What we would like to accomplish on EKS is to have 2 (or more) instance types within a single AutoScalingGroup:
Small, cheap instance to run the 24/7 pods
Large, expensive instances to run the tasks and then get terminated.
According to the documentation, having multiple instance types in an ASG is no problem, but it doesn't specify how to ensure that the small pods get assigned to the small instance, and the large pods to the large instance.
Testing done so far:
(Max = 3, Min = 1, Desired = 1)
We currently have the large instance type as priority 1, and the small one as priority 2. So at launch, one large instance gets started.
When I start my small pod with node-selector set to a small instance type, it remains in "pending" state because of the error event: 0/1 nodes are available: 1 node(s) didn't match node selector.
So currently, my question is: How do I make my ASG start a node with a specific instance-type if it is not already running, based on the pod's requirement for that specific instance-type?
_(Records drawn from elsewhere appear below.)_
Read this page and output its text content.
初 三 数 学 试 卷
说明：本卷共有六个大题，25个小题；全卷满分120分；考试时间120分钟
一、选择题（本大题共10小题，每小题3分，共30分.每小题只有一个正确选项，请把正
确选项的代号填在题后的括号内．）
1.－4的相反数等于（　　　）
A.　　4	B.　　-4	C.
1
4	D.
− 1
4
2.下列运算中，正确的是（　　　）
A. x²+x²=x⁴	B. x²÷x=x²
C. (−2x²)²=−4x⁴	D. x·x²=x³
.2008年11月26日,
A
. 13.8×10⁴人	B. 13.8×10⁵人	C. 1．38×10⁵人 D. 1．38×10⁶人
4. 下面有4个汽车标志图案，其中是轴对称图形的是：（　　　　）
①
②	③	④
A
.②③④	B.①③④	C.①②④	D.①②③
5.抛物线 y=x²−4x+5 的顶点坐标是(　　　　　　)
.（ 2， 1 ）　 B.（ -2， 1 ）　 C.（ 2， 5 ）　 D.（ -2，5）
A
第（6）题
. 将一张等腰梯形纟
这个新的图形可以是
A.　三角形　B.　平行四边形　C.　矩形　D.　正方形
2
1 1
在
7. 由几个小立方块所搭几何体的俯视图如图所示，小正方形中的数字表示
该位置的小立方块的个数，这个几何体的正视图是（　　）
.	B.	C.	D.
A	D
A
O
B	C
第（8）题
Any pointers to links, documentation, or suggestions for better approaches are appreciated, thank you!
This appears to be a lack of understanding on my part of how the auto-scaler and ASGs work. Based on feedback from someone in a different forum, I learned that
A) auto-scaler runs as a pod on the cluster itself (hence why the out-of-the-box EKS does not support a minimum of 0 nodes; at least one node is required to run the kube-system/auto-scaler pods).
and B) the single auto-scaler pod is able to scale the multiple ASGs that exist on the cluster. So this allows us to separate our instances into separate ASGs by cost, and ensure that the expensive instances are only used when requested by the worker pods.
Our solution so far is this:
Set up at least 2 ASGs:
Apply identifying labels to the ASGs. The EKS recommended approach (especially if you want to use Spot instances) is to use the instance size (e.g. micro, large, 4xlarge). This lets you easily add instances with the same resource sizes to an existing ASG for more reliability. Example:
Labels: asgsize=xlarge
Apply the node-selector in the pod yaml to match the desired node:
spec:
nodeSelector:
asgsize: xlarge
Set the 24/7, small-instance ASG to min=1, desired=1, max=1 (at least; max can be bigger if that fits your needs)
Set the burstable, large-instance ASG to min=0, desired=0, max=(whatever is required for your environment)
When we implemented this approach, we were able to successfully have a small instance running 24/7, and have the larger instances burst up from 0 only when a pod with that label is created.
Disclaimer:
We also ran into this little bug on our auto-scaler where the large ASG was not scaling up from 0 initially: https://github.com/kubernetes/autoscaler/issues/2418
The workaround solution in that issue worked for us. We forced our large ASG to have a min=1. Then we started a pod on that group, set the min=0 again, and deleted the pod. The instance auto-scaled down and got terminated, and then the next time we requested the pod, it auto-scaled up correctly.